IV

«Tels sont donc, en résumé, les grands traits, les caractères de la forêt vierge par excellence: elle est impénétrable, impropre à la demeure de l'homme; la végétation est en guerre contre elle-même; les plantes et les animaux grimpent; il y a peu d'insectes et point de moustiques; les bas-fonds marécageux contrastent avec les terrains boisés du haut pays; des arbres d'une taille colossale s'appuient sur des racines arc-boutées et supportent des plantes pendantes aériennes, comme une seconde forêt par-dessus la première; pêle-mêle de taillis et de lianes parasites; absence de fleurs; retour invariable des mêmes phénomènes dans leur cycle annuel, mensuel et diurne; ombrages silencieux troublés par des bruits mystérieux et inexplicables; enfin, source inépuisable d'intérêt, qui provient de la beauté et de la variété, de la richesse, de l'exubérance et de l'intensité de la vie chez tous les êtres organiques.

«Ce qui précède n'est en quelque sorte que le cadre des explorations où nous suivrons le voyageur, dont nous avons seulement esquissé les premières impressions[2]

V

Voilà une œuvre directe et permanente de Dieu sur l'écorce de la terre! la vie répandue à pleine main et renaissant d'elle-même comme un élément insensé, animé à la fois de l'existence et répandant en lui et autour de lui la folle ivresse de la vie! C'est le délire de l'existence, la cascade des créations bouillonnant des mains de l'éternel créateur!

Voilà la vie.

Dieu l'a créée infatigable, inépuisable, innombrable dans les végétations, moins nombreuse, moins palpable, moins fourmillante dans les animaux, excepté les insectes, parce que l'intelligence les anime, et que la nourriture plus recherchée leur manquerait dans leurs pâturages terrestres; mais il leur mesure les aliments et l'intelligence à proportion de leurs masses, de leurs besoins; entre eux et l'homme il a placé la barrière des langues qui se parlent, mais qui ne se comprennent pas entre elles, excepté les animaux domestiques, premiers esclaves et tendres amis de l'homme.
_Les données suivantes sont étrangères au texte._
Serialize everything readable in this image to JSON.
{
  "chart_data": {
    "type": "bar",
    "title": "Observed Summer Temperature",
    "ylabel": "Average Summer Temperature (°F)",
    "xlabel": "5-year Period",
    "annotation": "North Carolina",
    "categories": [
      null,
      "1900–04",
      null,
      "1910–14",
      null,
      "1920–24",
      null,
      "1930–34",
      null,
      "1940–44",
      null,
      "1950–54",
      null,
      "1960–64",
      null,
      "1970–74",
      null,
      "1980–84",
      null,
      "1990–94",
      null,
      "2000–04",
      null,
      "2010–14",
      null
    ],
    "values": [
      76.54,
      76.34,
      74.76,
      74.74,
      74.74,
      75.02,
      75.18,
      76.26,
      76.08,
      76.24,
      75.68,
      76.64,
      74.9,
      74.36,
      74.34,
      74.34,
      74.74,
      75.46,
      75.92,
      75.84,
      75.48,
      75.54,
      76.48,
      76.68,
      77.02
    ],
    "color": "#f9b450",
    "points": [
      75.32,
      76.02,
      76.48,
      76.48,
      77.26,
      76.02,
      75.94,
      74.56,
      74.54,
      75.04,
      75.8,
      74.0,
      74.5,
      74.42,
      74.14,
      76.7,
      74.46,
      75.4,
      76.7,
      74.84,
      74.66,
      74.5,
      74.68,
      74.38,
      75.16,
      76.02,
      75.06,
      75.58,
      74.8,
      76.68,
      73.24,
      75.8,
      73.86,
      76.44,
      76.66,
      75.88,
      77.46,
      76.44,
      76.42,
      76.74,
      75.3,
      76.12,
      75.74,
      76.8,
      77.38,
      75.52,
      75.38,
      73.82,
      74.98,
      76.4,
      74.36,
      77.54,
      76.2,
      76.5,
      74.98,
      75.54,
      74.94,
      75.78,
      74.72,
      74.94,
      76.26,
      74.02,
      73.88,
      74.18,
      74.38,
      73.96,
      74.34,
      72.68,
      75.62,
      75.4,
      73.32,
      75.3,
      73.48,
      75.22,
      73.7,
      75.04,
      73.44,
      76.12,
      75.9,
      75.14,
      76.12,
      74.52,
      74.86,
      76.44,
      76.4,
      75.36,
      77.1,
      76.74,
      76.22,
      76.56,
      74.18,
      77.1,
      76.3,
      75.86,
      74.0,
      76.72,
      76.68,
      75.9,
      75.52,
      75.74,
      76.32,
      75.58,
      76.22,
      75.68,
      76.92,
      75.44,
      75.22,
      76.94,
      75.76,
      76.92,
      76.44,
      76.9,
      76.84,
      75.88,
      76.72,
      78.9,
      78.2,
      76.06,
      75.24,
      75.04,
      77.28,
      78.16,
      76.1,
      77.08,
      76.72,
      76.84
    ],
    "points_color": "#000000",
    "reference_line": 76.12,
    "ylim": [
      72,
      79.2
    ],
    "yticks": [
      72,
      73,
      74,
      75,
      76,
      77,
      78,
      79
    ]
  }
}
L'histoire naturelle a dans ce sens d'immenses connaissances à acquérir, des mystères profonds à sonder par l'intelligence et surtout par la charité, cette langue instinctive, qui balbutie à peine entre la nation animée, la nation végétale et la nation humaine. Un Aristote, un Pline, un Buffon, naîtront et feront l'histoire naturelle des animaux par l'intelligence au lieu de la faire par la forme.

C'est un des progrès assez rapprochés que la divine bonté permet à l'homme d'espérer d'entrevoir sur ce globe. Ce sont des voix nouvelles qui entrent une à une dans le cantique du Cosmos, dans l'hosanna de la création.